Of course there were setbacks but she eventually achieved her dreams. Even as she fell in love with a man she never saw marriage as anything but binding rules set against women. She came out as uncompromising and an often virulent thinker, unafraid of personal consequences for the sake of her (very modern) ideas. After supporting the revolution and seeing in the upheaval an opportunity for women (and slaves) to access freedom and rights equality, she could not arrange herself with the violent and tyrannical turns of events: after just a few years the government of Terror turned democracy into a demagogic dictatorship, killing everyone associated with nobility and keeping people and especially intellectuals on their toes with indiscriminate use of the guillotine.

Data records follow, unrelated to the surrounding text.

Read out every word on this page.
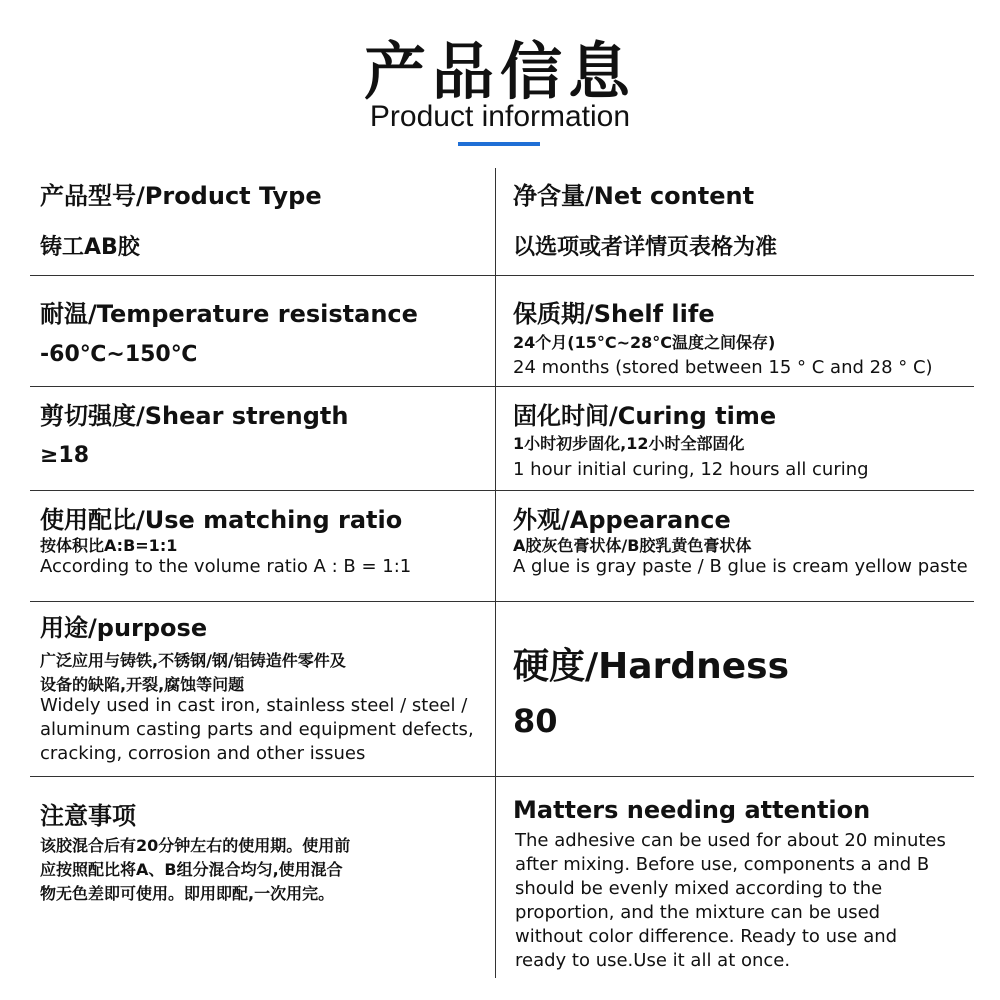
产品信息
Product information
产品型号/Product Type
铸工AB胶
净含量/Net content
以选项或者详情页表格为准
耐温/Temperature resistance
-60℃~150℃
保质期/Shelf life
24个月(15°C~28°C温度之间保存)
24 months (stored between 15 ° C and 28 ° C)
剪切强度/Shear strength
≥18
固化时间/Curing time
1小时初步固化,12小时全部固化
1 hour initial curing, 12 hours all curing
使用配比/Use matching ratio
按体积比A:B=1:1
According to the volume ratio A : B = 1:1
外观/Appearance
A胶灰色膏状体/B胶乳黄色膏状体
A glue is gray paste / B glue is cream yellow paste
用途/purpose
广泛应用与铸铁,不锈钢/钢/铝铸造件零件及
设备的缺陷,开裂,腐蚀等问题
Widely used in cast iron, stainless steel / steel /
aluminum casting parts and equipment defects,
cracking, corrosion and other issues
硬度/Hardness
80
注意事项
该胶混合后有20分钟左右的使用期。使用前
应按照配比将A、B组分混合均匀,使用混合
物无色差即可使用。即用即配,一次用完。
Matters needing attention
The adhesive can be used for about 20 minutes
after mixing. Before use, components a and B
should be evenly mixed according to the
proportion, and the mixture can be used
without color difference. Ready to use and
ready to use.Use it all at once.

As you can see, mitigating her opinions in the face of an arbitrary trial and all-too probable execution didn’t go well with Olympe’s personality, so her destiny was indeed tragic. In that sense, she was very much a woman of her times (while her ideas made her so avant-garde), as we don’t easily understand that level of idealism nowadays (she could have escaped if only she’d kept quiet and remained away from Paris, but no, she had to return and print out some libels to denounce Terror’s oppression). We can hardly imagine how she’d have made it to the Napoleon reign.
The black-and-white design seems at first naive enough, in the tradition of the Belgian “ligne claire”, but don’t be fooled: Catel and Bocquet managed to recreate a complete society, complete with anonymous people and famous thinkers and political figures of the Revolution (the book is full of biographical notes at the end about each of them). That period is so complex in French history that in many books I read before, my eyes glazed over in the rapid succession of cliques seizing power over others, but Catel and Bocquet make it clear enough and reduce it at human level, so that we better grasp what Olympe get incensed and so passionate about. In a less personal way it should be compared with Marianne Satrapi’s Persepolis.